Detto in termini così puerili potrebbe riecheggiare tra le pareti cerebrali di un lettore d’occasione come una banalità senza arte né parte. Eppure lo sfogo concreto di emozioni profonde che sfuggono alla comprensione razionale, è stato per me un modo per estraniarle, per riconoscerle come altro da me nel momento in cui uscivano dalle ghiandole lacrimali inumidendo il cuscino, la manica o il fazzoletto di turno. Piangere fa bene, non solo psicologicamente, ma soprattutto da un punto di vista fisico: infatti nell’esatto momento in cui le lacrime iniziano a rigare il viso si attiva il sistema parasimpatico con la produzione dell’ormone  adrenocorticotropo, deputato alla gestione dello stress, e delle encefaline, di fatto degli antidolorifici naturali. Insomma, anche piangere può portare i suoi benefici.
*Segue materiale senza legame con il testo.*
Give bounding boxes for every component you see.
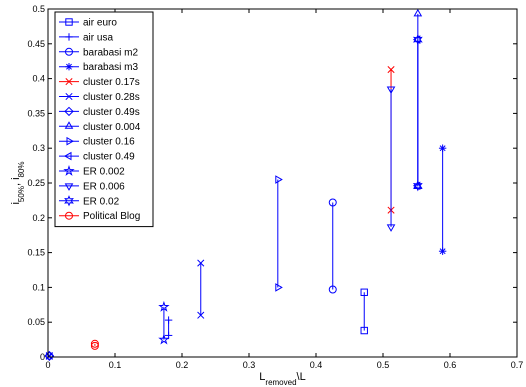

2.     Le doute n'est pas un état bien agréable, mais l'assurance est un état ridicule 

Una volta ho letto un articolo di un calciatore che prima di ogni partita si diceva una frase di sprone per giocare al meglio. Sebbene il mio livello calcistico sia riassumibile nel comico evento nel quale a un partita di calcio solidale ho tirato il rigore prima del fischio dell’arbitro, ho fatto mio questo insegnamento sportivo. Dal numero ingente di aforismi e citazioni volteriane sul tema del dubbio che in questi mesi hanno aleggiato nella mia mente, posso dedurre che anche il loro autore  riconoscesse la difficoltà di farne fronte. Questa in particolare, nel quale la condizione del dubbio è additata come non piacevole ma qualitativamente superiore a quella ridicola della sicurezza, ha dominato fino a fine agosto il blocco schermo del mio cellulare e la carta bianca di un foglietto ripiegato con cura e riposto nel cassetto del comodino, per ricordarmi sempre che porsi delle domande, avere dei dubbi qualifica maggiormente l’esito della scelta finale che quindi non è da temere ma anzi da ricercare attraverso il continuo dubbio, un passaggio obbligato se si desidera rispolverare un po’ di filosofia agostiniana.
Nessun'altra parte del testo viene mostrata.